Из-за его рассеянной улыбки светилась детская душа и, может быть, незаурядный ум, от одиночества и окружающей пустоты ушедший в непроходимые дебри «Слова». Он прошел перед нами со своим невинным маниачеством, не оставив глубокого следа, но ни разу также не возбудив ни в ком ни одного дурного или враждебного движения души… В его задумчивой улыбке сквозил тихий юмор, на уроках иногда слетало меткое суждение или слово, но о «теории словесности» даже в лучших учениках он не успел поселить никакого представления…
Разумеется, кроме маниаков, вроде Лотоцкого или Самаревича, в педагогическом хоре, настраивавшем наши умы и души, были также голоса среднего регистра, тянувшие свои партитуры более или менее прилично. И эти, конечно, делали главную работу: добросовестно и настойчиво перекачивали фактические сведения из учебников в наши головы. Не более, но и не менее… Своего рода живые педагогические фонографы…
Впереди всех из этой категории стоит в моей памяти характерная фигура Степана Ивановича Тысса. Это был человек с очень некрасивым, но умным лицом, которое портили большие зубы, а украшали глубокие карие глаза. Одевался он всегда безукоризненно, даже щегольски, держался с достоинством, преподавал ровно, без увлечения, но толково, спрашивал строго, отметки ставил справедливо. Его уважали, учились у него порядочно, и именно ему я обязан тем, что решение задач мне перестало казаться непостижимым волшебством. В его сдержанном достоинстве было что-то привлекательное, и в нас зарождалось, пожалуй, некоторое влечение к этому серьезному человеку, но оно отражалось его холодною замкнутостью. К нам и к своему предмету он относился с одинаковой корректностью. Предмет был предмет, один и тот же из году в год, а мы были разные степени его усвоения. Ни в нас, ни в предмете не было ничего, что осветило бы жизнь в глухом городишке, среди стоячих прудов. Говорили, будто главная доля его души была поглощена любовью некрасивого человека к красавице жене и муками сдержанной ревности. Быть может, поэтому он выделялся щегольством одежды и на разные лады отпускал красивую каштановую бороду. Эти наблюдения давали нам мало поучительного, а мы, в свою очередь, мало давали ему. Тыссу приписывали, между прочим, горький афоризм, в который он заключил свой учительский опыт.

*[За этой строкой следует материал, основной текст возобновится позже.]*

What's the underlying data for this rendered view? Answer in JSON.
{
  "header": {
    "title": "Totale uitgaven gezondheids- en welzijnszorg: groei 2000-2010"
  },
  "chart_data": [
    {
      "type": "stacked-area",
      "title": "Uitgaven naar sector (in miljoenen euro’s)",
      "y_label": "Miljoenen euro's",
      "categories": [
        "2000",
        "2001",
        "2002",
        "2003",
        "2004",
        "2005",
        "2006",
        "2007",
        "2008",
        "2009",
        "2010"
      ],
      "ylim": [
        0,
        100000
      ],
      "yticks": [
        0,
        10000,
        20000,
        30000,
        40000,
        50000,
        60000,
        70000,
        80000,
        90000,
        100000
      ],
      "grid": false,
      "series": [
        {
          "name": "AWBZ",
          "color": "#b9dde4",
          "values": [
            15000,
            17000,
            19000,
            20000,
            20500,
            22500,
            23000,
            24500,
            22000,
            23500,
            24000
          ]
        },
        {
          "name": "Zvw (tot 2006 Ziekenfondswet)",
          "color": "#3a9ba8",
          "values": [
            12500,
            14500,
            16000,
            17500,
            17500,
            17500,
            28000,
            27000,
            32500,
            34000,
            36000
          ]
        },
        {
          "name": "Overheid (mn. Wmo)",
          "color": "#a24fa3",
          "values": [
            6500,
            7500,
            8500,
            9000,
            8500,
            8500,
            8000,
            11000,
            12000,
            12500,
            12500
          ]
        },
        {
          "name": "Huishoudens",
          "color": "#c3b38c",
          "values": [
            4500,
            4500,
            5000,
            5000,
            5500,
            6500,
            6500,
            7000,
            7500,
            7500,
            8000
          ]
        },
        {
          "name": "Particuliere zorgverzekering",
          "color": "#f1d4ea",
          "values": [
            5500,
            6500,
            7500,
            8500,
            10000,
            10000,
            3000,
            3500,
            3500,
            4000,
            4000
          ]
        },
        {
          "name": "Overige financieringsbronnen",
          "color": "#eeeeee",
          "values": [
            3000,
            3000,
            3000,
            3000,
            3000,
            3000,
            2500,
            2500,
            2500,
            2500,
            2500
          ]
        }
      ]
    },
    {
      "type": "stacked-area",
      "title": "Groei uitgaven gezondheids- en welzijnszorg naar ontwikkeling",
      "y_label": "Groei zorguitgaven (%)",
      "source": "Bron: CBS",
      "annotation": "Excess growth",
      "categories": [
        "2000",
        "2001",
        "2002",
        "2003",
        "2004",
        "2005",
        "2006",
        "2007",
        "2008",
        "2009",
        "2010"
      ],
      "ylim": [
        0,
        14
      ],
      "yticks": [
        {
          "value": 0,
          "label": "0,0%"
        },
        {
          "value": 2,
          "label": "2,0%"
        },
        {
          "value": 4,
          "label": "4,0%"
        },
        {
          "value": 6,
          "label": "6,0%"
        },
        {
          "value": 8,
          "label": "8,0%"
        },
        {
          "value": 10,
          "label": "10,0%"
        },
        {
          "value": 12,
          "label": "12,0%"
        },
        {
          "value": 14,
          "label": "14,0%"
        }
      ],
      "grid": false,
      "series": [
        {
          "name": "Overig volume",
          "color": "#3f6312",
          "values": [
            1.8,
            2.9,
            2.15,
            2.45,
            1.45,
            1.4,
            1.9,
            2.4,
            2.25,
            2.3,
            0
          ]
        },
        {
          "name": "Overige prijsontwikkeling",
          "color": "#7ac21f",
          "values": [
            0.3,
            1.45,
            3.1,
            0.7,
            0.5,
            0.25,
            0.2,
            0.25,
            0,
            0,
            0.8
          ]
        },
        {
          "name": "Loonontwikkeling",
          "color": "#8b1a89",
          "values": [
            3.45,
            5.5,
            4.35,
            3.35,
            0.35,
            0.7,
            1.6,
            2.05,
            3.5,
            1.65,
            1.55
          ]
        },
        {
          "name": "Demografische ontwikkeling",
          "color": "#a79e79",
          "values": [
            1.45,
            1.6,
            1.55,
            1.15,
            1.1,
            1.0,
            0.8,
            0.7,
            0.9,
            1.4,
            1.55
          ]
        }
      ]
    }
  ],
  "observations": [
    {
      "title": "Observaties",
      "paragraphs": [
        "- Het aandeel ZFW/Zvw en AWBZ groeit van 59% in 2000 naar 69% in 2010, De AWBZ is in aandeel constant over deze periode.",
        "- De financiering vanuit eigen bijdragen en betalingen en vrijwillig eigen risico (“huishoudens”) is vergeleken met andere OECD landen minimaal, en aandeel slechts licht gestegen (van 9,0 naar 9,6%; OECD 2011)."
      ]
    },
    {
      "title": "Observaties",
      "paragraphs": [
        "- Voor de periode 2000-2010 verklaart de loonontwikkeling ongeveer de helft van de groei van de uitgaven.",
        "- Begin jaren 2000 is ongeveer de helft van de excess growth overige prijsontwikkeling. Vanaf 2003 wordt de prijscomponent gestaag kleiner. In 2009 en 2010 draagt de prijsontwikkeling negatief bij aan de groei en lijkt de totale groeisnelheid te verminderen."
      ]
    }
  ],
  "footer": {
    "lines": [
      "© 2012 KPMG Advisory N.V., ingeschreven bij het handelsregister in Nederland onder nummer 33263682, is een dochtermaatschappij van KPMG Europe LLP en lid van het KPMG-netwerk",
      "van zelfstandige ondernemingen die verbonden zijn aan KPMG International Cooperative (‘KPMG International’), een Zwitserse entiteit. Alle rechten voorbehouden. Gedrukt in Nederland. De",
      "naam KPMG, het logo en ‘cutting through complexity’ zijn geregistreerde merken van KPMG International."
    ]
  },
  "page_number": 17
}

— Мы, — говорил он, — три года мучимся, три года учимся, три года учим, три года мучим, а там — хоть к черту…
Я его знал еще в годы перелома. Он учил еще довольно серьезно и не мучил, но уже начинал опускаться и запивать…
За ним встают в памяти различные, менее характерные фигуры того же среднего регистра. Общими усилиями, с большим или меньшим успехом они гнали нас по программам, давая умам, что полагалось по штату. Дело, конечно, полезное. Только… это умственное питание производилось приблизительно так, как откармливают в клетках гусей, насильственно проталкивая постылую пищу, которую бедная птица отказывается принимать в требуемом количестве по собственному побуждению.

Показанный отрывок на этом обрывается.